Data Processing

This code chunk is responsible for manually pre-processing the data. This pre-processing involve storing data into a tibble from a URL using csv reader function from R package readr. After saving data into a tibble, selecting relevant columns, renaming and pivot the data along the columns ending with ‘D’. The final step in the code block is to use sub-string function to extract strings from the enrollments and convert them into Survey, values and, date feature columns.

The most important manipulation step in this data processing code is to take sub strings from the enrollment feature and convert them into years (YYYY format). For this step, using a loop through the length of the sub-string and adding year ‘20’ or ‘19’ as prefix based on the data can be a helpful method, but not efficient as it require more memory storage compared to any other matrix method.

#Data Pre-processing
library(readr)
library(readr)
library(dplyr)
library(tidyr)

sheet1 <- readr::read_csv("https://www4.stat.ncsu.edu/~online/datasets/EDU01a.csv")
sheet1 <- sheet1 %>% select(ends_with("D"), 'Area_name', 'STCOU') %>%
                     rename(area_name = 'Area_name')%>%
                     mutate_at('STCOU', as.numeric)

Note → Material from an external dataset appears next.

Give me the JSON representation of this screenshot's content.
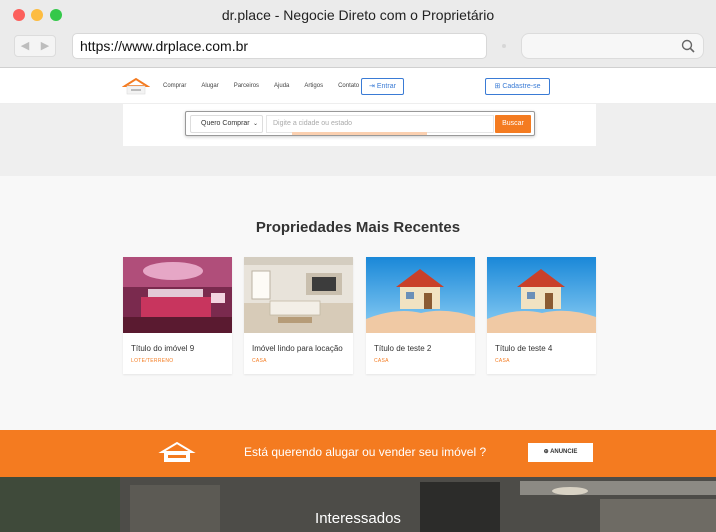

# Converting data into long format
sheet1 <- sheet1 %>% 
          pivot_longer(cols = ends_with('D'),
                       names_to = 'Item_id', values_to = 'Value')

# Year Extraction
last_Two_Digit      <- as.numeric(substr(sheet1$Item_id, 8,9))
sheet1$Survey       <- substr(sheet1$Item_id,1,3)
sheet1$ValueType    <- substr(sheet1$Item_id,4,7)
sheet1$Year         <- NA

# Loop to get year column in YYYY format
for (i in 1:length(last_Two_Digit)){
  if (last_Two_Digit[i] < 22){
    sheet1[i,7] <- paste0(200, last_Two_Digit[i])
  }
  else if (last_Two_Digit[i] > 22){
    sheet1[i,7] <- paste0(19, last_Two_Digit[i])
  }
  
}

Creating two data set

This code block is responsible for splitting the dataset into county and non-county datasets based on a pattern present in ‘state_name’ feature column in the original tibble data. A class of type county and non county also added into county and non-county type dataset for proving better flexibility in writing custom functions for later use.

# county data
countyData_index <- grep(pattern = ", \\w\\w", sheet1$area_name)
countyDataset <- sheet1[countyData_index,]

# Non County dataset
nonCountyDataset <- sheet1[-countyData_index,]

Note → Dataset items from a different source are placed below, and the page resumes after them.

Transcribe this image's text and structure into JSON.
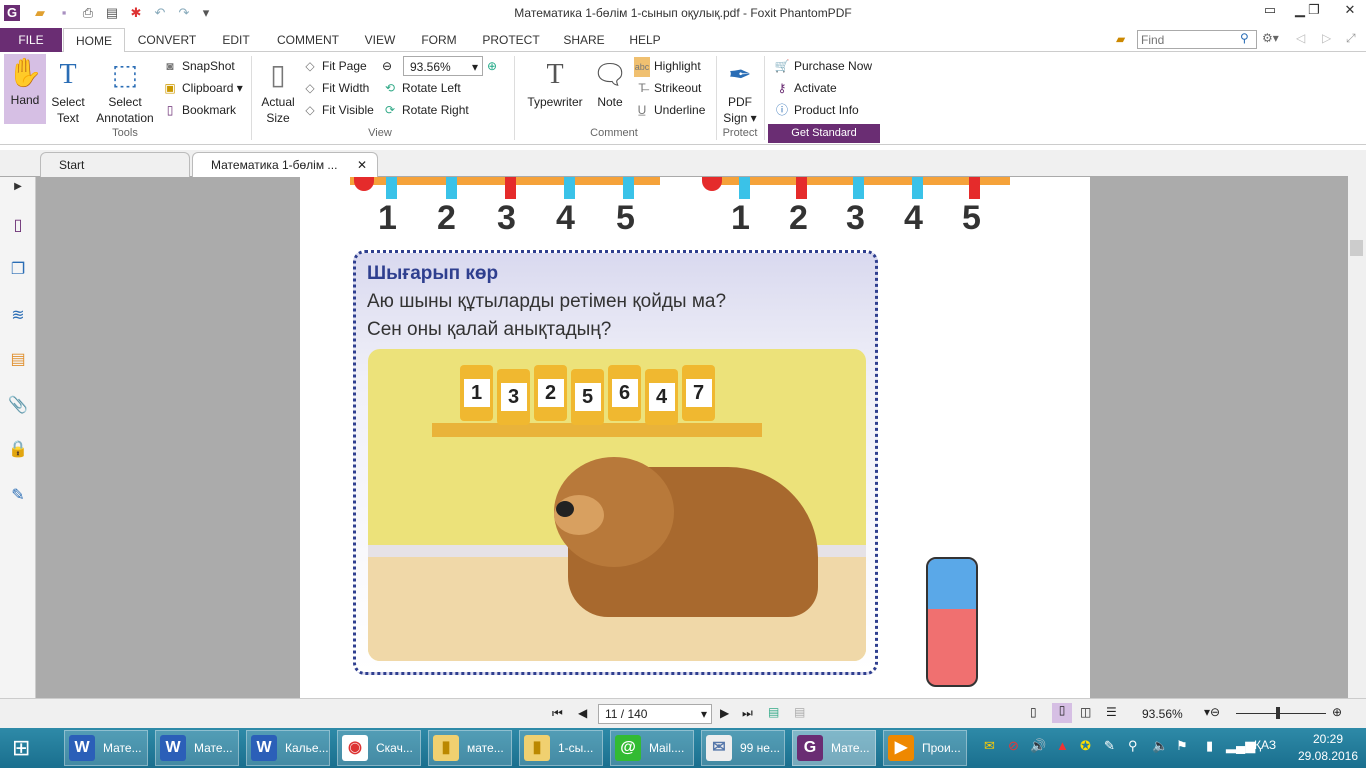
{
  "window": {
    "title": "Математика 1-бөлім 1-сынып оқулық.pdf - Foxit PhantomPDF"
  },
  "ribbon_tabs": [
    "FILE",
    "HOME",
    "CONVERT",
    "EDIT",
    "COMMENT",
    "VIEW",
    "FORM",
    "PROTECT",
    "SHARE",
    "HELP"
  ],
  "search": {
    "placeholder": "Find"
  },
  "tools": {
    "hand": "Hand",
    "select_text": "Select Text",
    "select_annotation": "Select Annotation",
    "snapshot": "SnapShot",
    "clipboard": "Clipboard",
    "bookmark": "Bookmark",
    "group": "Tools"
  },
  "view": {
    "actual_size": "Actual Size",
    "fit_page": "Fit Page",
    "fit_width": "Fit Width",
    "fit_visible": "Fit Visible",
    "zoom": "93.56%",
    "rotate_left": "Rotate Left",
    "rotate_right": "Rotate Right",
    "group": "View"
  },
  "comment": {
    "typewriter": "Typewriter",
    "note": "Note",
    "highlight": "Highlight",
    "strikeout": "Strikeout",
    "underline": "Underline",
    "group": "Comment"
  },
  "protect": {
    "pdf_sign": "PDF Sign",
    "group": "Protect"
  },
  "standard": {
    "purchase": "Purchase Now",
    "activate": "Activate",
    "product_info": "Product Info",
    "group": "Get Standard"
  },
  "doc_tabs": [
    "Start",
    "Математика 1-бөлім ..."
  ],
  "page": {
    "numbers_left": [
      "1",
      "2",
      "3",
      "4",
      "5"
    ],
    "numbers_right": [
      "1",
      "2",
      "3",
      "4",
      "5"
    ],
    "box_title": "Шығарып көр",
    "line1": "Аю шыны құтыларды ретімен қойды ма?",
    "line2": "Сен оны қалай анықтадың?",
    "jars": [
      "1",
      "3",
      "2",
      "5",
      "6",
      "4",
      "7"
    ]
  },
  "status": {
    "page": "11 / 140",
    "zoom": "93.56%",
    "zoom_level": 0.47
  },
  "taskbar": {
    "items": [
      {
        "label": "Мате...",
        "icon": "word"
      },
      {
        "label": "Мате...",
        "icon": "word"
      },
      {
        "label": "Кальe...",
        "icon": "word"
      },
      {
        "label": "Скач...",
        "icon": "chrome"
      },
      {
        "label": "мате...",
        "icon": "folder"
      },
      {
        "label": "1-сы...",
        "icon": "folder"
      },
      {
        "label": "Mail....",
        "icon": "mail-agent"
      },
      {
        "label": "99 не...",
        "icon": "mail"
      },
      {
        "label": "Мате...",
        "icon": "foxit"
      },
      {
        "label": "Прои...",
        "icon": "player"
      }
    ],
    "lang": "ҚАЗ",
    "time": "20:29",
    "date": "29.08.2016"
  }
}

# adding class to both datasets
class(countyDataset) <- c("county", class(countyDataset))
class(nonCountyDataset) <- c("state", class(nonCountyDataset))

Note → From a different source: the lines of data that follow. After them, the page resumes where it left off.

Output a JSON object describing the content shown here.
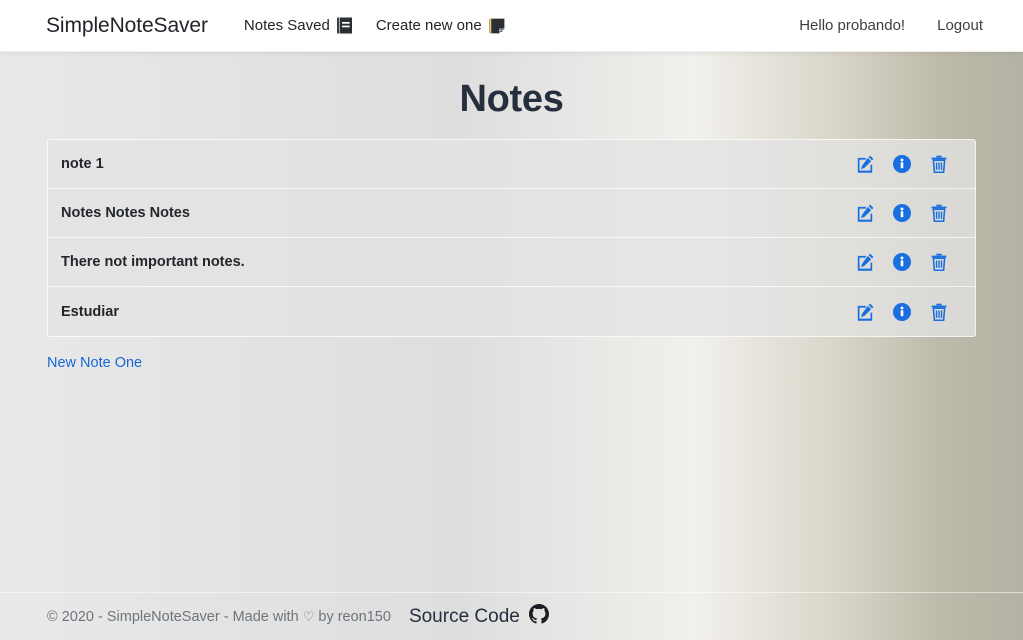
{
  "navbar": {
    "brand": "SimpleNoteSaver",
    "left_links": [
      {
        "label": "Notes Saved",
        "icon": "book-icon"
      },
      {
        "label": "Create new one",
        "icon": "sticky-note-icon"
      }
    ],
    "greeting": "Hello probando!",
    "logout_label": "Logout"
  },
  "main": {
    "page_title": "Notes",
    "notes": [
      {
        "title": "note 1"
      },
      {
        "title": "Notes Notes Notes"
      },
      {
        "title": "There not important notes."
      },
      {
        "title": "Estudiar"
      }
    ],
    "actions": {
      "edit": "edit-icon",
      "details": "info-circle-icon",
      "delete": "trash-icon"
    },
    "new_note_link": "New Note One"
  },
  "footer": {
    "copyright_prefix": "© 2020 - SimpleNoteSaver - Made with",
    "heart": "♡",
    "copyright_suffix": "by reon150",
    "source_code_label": "Source Code",
    "source_code_icon": "github-icon"
  },
  "colors": {
    "accent_blue": "#1768d6",
    "action_blue": "#1a6fe0",
    "title_navy": "#252f3d",
    "footer_text": "#6c757d",
    "navbar_bg": "#ffffff",
    "bg_left": "#e9e9e9",
    "bg_right": "#b3b2a3"
  }
}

Adding State and divisions

This code block is responsible for adding a features columns either state’s abbreviation (i.e. for Arizona, AZ) or division to each county and non county dataset respectively for better manipulation and visualization in later use. For county a new column State added and for non county dataset a division in the county and non-county datasets respectively.

# For county dataset
countyDataset$state <-  substr(countyDataset$area_name,
                                nchar(countyDataset$area_name)-2+1,
                                nchar(countyDataset$area_name))

# For non county dataset
nonCountyDataset <- within(nonCountyDataset, {
    division = "NO"
    division[area_name %in% c("UNITED STATES")] = 'ERROR'
    division[area_name %in% toupper(c('Connecticut', 'Maine', 'Massachusetts', 'New Hampshire', 'Rhode Island',   'Vermont'))] = "New England"
    division[area_name %in% toupper(c('New Jersey', 'New York', 'Pennsylvania'))] = "Mid-Atlantic"
    division[area_name %in% toupper(c('Illinois', 'Indiana', 'Michigan', 'Ohio','Wisconsin'))] = "East North Central"
    division[area_name %in% toupper(c('Iowa', 'Kansas', 'Minnesota', 'Missouri', 'Nebraska', 'North Dakota','South Dakota'))] = "West North Central"
    division[toupper(area_name) %in% toupper(c('Delaware', 'Florida', 'Georgia', 'Maryland', 'North Carolina', 'South Carolina', 'Virginia', 'District of Columbia' ,'West Virginia'))] = "South Atlantic"
    division[area_name %in% toupper(c('Alabama', 'Kentucky', 'Mississippi',  'Tennessee'))] = 'East South Central'
    division[area_name %in% toupper(c('Arkansas', 'Louisiana', 'Oklahoma',  'Texas'))] = 'West South Central'
    division[area_name %in% toupper(c('Arizona', 'Colorado', 'Idaho', 'Montana', 'Nevada', 'New Mexico', 'Utah', 'Wyoming'))] = 'Mountain'
    division[area_name %in% toupper(c('Alaska', 'California', 'Hawaii', 'Oregon', 'Washington'))] = 'Pacific'
})

Requirements

This code block is responsible for writing functions to add more control in our data wrangling. This block has five main code block responsible for writing functions for all steps involved in first code block.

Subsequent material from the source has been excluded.